27 mars 2011

Rue Frontenac - La plasticité du cerveau pourrait retarder la maladie d'Alzheimer

Les aînés à risque de contracter la maladie d’Alzheimer pourraient retarder de plusieurs années l’apparition des premiers symptômes de dégénérescence grâce à des exercices de mémoire exploitant la plasticité du cerveau.
Des chercheurs montréalais ont réussi à démontrer pour la toute première fois que contrairement à ce que les scientifiques pensaient, le cerveau garde sa plasticité en vieillissant, et ce, même s’il est endommagé par la maladie.
«Ce que montre notre étude, c’est que les fonctions cérébrales de personnes atteintes de troubles cognitifs légers peuvent se réorganiser dans des régions sans lésion et sans lien à l’origine avec la mémoire grâce à un simple programme d’entraînement de la mémoire», explique la neuropsychologue Sylvie Belleville, auteure principale de l’étude et directrice de la recherche à l’Institut universitaire de gériatrie de Montréal.
Un nouvel espoir pour les aînés qui risquent d'être confrontés à la maladie d'Alzheimer. Photo d'archives

Perte de poids cérébral
Le cerveau humain perd de 5 à 10 % de son poids entre l’âge de 20 et de 90 ans. L’un des mécanismes compensatoires pour pallier cette perte est la plasticité du cerveau. Il s’agit ici d’une réorganisation au cours de laquelle les connexions nerveuses se créent ou se redéfinissent en fonction d’expériences vécues.
Trente personnes âgées en moyenne de 70 ans ont participé à cette étude clinique publiée dans l’édition en ligne de la revue Brain. Quinze d’entre elles étaient en bonne santé, alors que les 15 autres présentaient des troubles cognitifs légers (TCL) tels que de légers oublis ou problèmes d’orientation. Les personnes qui présentent ces troubles sont dix fois plus à risque de contracter la maladie d’Alzheimer que la population en général.
L’activité cérébrale de ces deux groupes a été analysée grâce à l'imagerie par résonance magnétique (IRM) à trois moments précis : six semaines avant, une semaine avant et une semaine après le suivi d’un programme d’entraînement de leur mémoire.
Ce programme consistait en une série de six rencontres réparties sur autant de semaines. Il a été conçu de manière à aider les personnes âgées aux prises avec des TCL à développer des stratégies et des techniques de mnémotechnique (i.e. la mémorisation par association d'idées) pour augmenter l’encodage et la récupération des informations à retenir (p. ex. des listes de mots) par l’entremise d’autres régions du cerveau.
Les résultats de l’IRM des aînés en santé et ceux présentant des TCL avant le programme d’entraînement montrent sans surprise une activité cérébrale moindre chez ces derniers dans les régions pariétale et frontale du cerveau, traditionnellement associées à la mémoire.

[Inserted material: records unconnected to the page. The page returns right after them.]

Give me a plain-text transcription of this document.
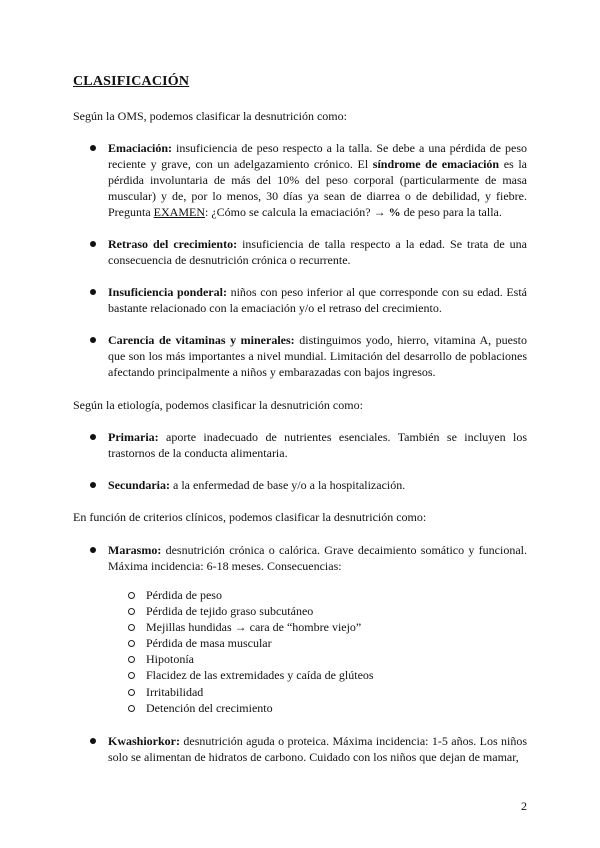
CLASIFICACIÓN
Según la OMS, podemos clasificar la desnutrición como:
Emaciación: insuficiencia de peso respecto a la talla. Se debe a una pérdida de peso reciente y grave, con un adelgazamiento crónico. El síndrome de emaciación es la pérdida involuntaria de más del 10% del peso corporal (particularmente de masa muscular) y de, por lo menos, 30 días ya sean de diarrea o de debilidad, y fiebre. Pregunta EXAMEN: ¿Cómo se calcula la emaciación? → % de peso para la talla.
Retraso del crecimiento: insuficiencia de talla respecto a la edad. Se trata de una consecuencia de desnutrición crónica o recurrente.
Insuficiencia ponderal: niños con peso inferior al que corresponde con su edad. Está bastante relacionado con la emaciación y/o el retraso del crecimiento.
Carencia de vitaminas y minerales: distinguimos yodo, hierro, vitamina A, puesto que son los más importantes a nivel mundial. Limitación del desarrollo de poblaciones afectando principalmente a niños y embarazadas con bajos ingresos.
Según la etiología, podemos clasificar la desnutrición como:
Primaria: aporte inadecuado de nutrientes esenciales. También se incluyen los trastornos de la conducta alimentaria.
Secundaria: a la enfermedad de base y/o a la hospitalización.
En función de criterios clínicos, podemos clasificar la desnutrición como:
Marasmo: desnutrición crónica o calórica. Grave decaimiento somático y funcional. Máxima incidencia: 6-18 meses. Consecuencias:
Pérdida de peso
Pérdida de tejido graso subcutáneo
Mejillas hundidas → cara de “hombre viejo”
Pérdida de masa muscular
Hipotonía
Flacidez de las extremidades y caída de glúteos
Irritabilidad
Detención del crecimiento
Kwashiorkor: desnutrición aguda o proteica. Máxima incidencia: 1-5 años. Los niños solo se alimentan de hidratos de carbono. Cuidado con los niños que dejan de mamar,
2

Après six semaines d’entraînement, les résultats sont tout autres. Non seulement les chercheurs ont noté une plus grande activité cérébrale dans ces régions, ils ont également observé une grande activité dans les régions normalement reliées au langage, à la reconnaissance spatiale et aux capacités d’apprentissage.
«Ces régions cérébrales saines ont donc pris la relève de la zone malade», indique Mme Belleville, précisant que cette «relève» pourrait durer tant que ces régions sont à l’abri des lésions dégénératives.

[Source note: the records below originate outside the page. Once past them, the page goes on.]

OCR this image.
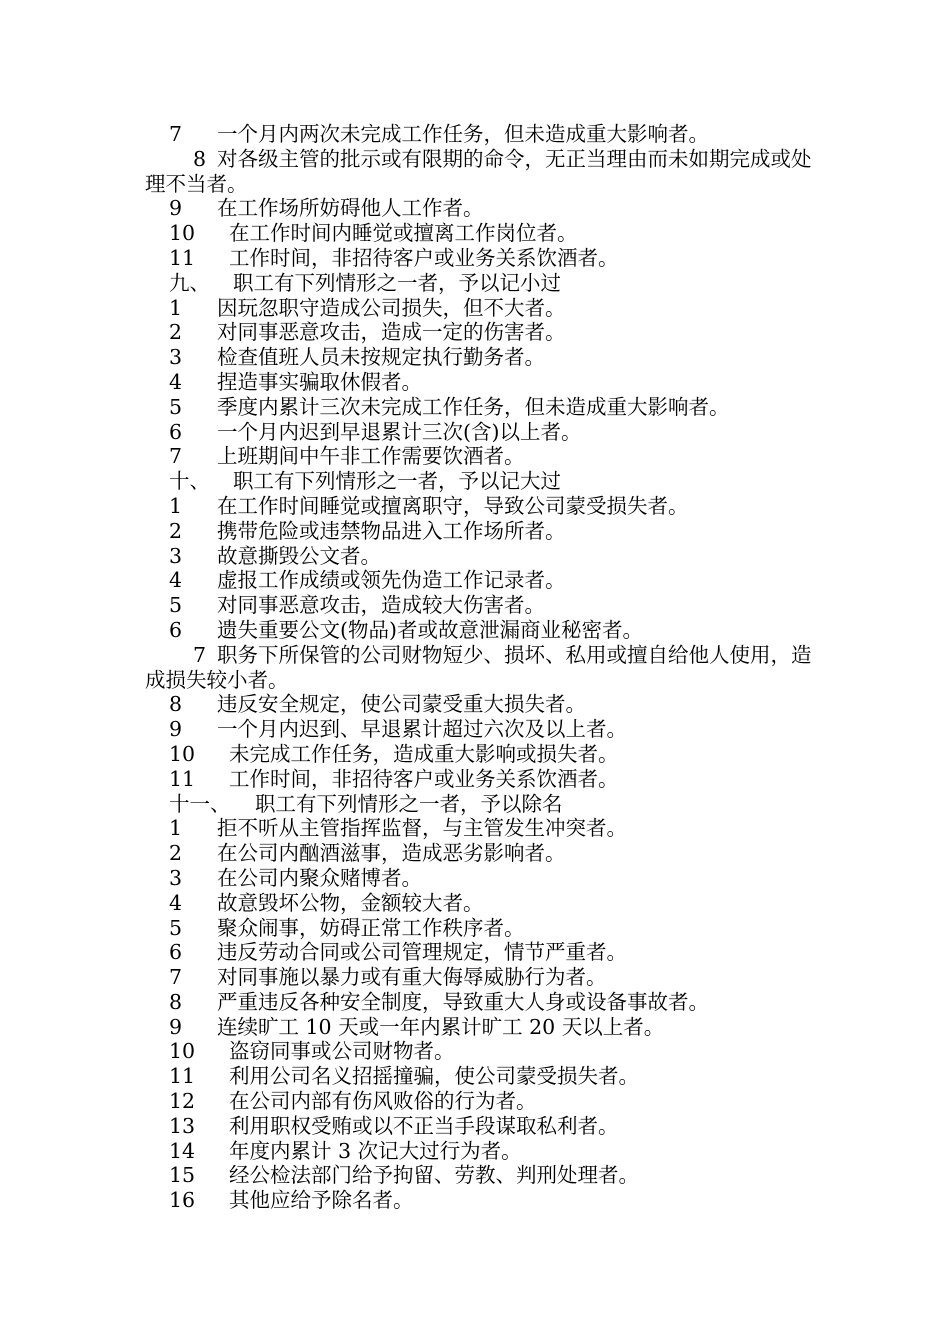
7 一个月内两次未完成工作任务，但未造成重大影响者。
8 对各级主管的批示或有限期的命令，无正当理由而未如期完成或处理不当者。
9 在工作场所妨碍他人工作者。
10 在工作时间内睡觉或擅离工作岗位者。
11 工作时间，非招待客户或业务关系饮酒者。
九、 职工有下列情形之一者，予以记小过
1 因玩忽职守造成公司损失，但不大者。
2 对同事恶意攻击，造成一定的伤害者。
3 检查值班人员未按规定执行勤务者。
4 捏造事实骗取休假者。
5 季度内累计三次未完成工作任务，但未造成重大影响者。
6 一个月内迟到早退累计三次(含)以上者。
7 上班期间中午非工作需要饮酒者。
十、 职工有下列情形之一者，予以记大过
1 在工作时间睡觉或擅离职守，导致公司蒙受损失者。
2 携带危险或违禁物品进入工作场所者。
3 故意撕毁公文者。
4 虚报工作成绩或领先伪造工作记录者。
5 对同事恶意攻击，造成较大伤害者。
6 遗失重要公文(物品)者或故意泄漏商业秘密者。
7 职务下所保管的公司财物短少、损坏、私用或擅自给他人使用，造成损失较小者。
8 违反安全规定，使公司蒙受重大损失者。
9 一个月内迟到、早退累计超过六次及以上者。
10 未完成工作任务，造成重大影响或损失者。
11 工作时间，非招待客户或业务关系饮酒者。
十一、 职工有下列情形之一者，予以除名
1 拒不听从主管指挥监督，与主管发生冲突者。
2 在公司内酗酒滋事，造成恶劣影响者。
3 在公司内聚众赌博者。
4 故意毁坏公物，金额较大者。
5 聚众闹事，妨碍正常工作秩序者。
6 违反劳动合同或公司管理规定，情节严重者。
7 对同事施以暴力或有重大侮辱威胁行为者。
8 严重违反各种安全制度，导致重大人身或设备事故者。
9 连续旷工 10 天或一年内累计旷工 20 天以上者。
10 盗窃同事或公司财物者。
11 利用公司名义招摇撞骗，使公司蒙受损失者。
12 在公司内部有伤风败俗的行为者。
13 利用职权受贿或以不正当手段谋取私利者。
14 年度内累计 3 次记大过行为者。
15 经公检法部门给予拘留、劳教、判刑处理者。
16 其他应给予除名者。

«Nous avons non seulement observé cette réorganisation par IRM, nous avons aussi noté une augmentation de 33 % des bonnes réponses à une tâche de mémoire après le programme d’entraînement chez les personnes aux prises avec des TCL», poursuit-elle.
Nouveaux horizons
Fait à noter, les présentes observations résultent d’un programme d’entraînement bien spécifique réalisé en milieu contrôlé. Rien n’indique donc que de simples exercices maison ou les logiciels vendus en magasin pour leur soi-disant bienfait mental auraient les mêmes effets, précise la neuropsychologue, qui enseigne au département de psychologie de l’Université de Montréal.
Cette découverte ouvre de nouveaux horizons de recherche sur la possibilité d’augmenter la plasticité des régions concernées.
«Les chercheurs mettent l’accent sur les mécanismes atteints par la maladie d’Alzheimer. Je crois qu’il serait important de mettre aussi des efforts sur la plasticité du cerveau pour mieux comprendre les mécanismes compensatoires comme celui observé dans notre étude», croit Mme Belleville.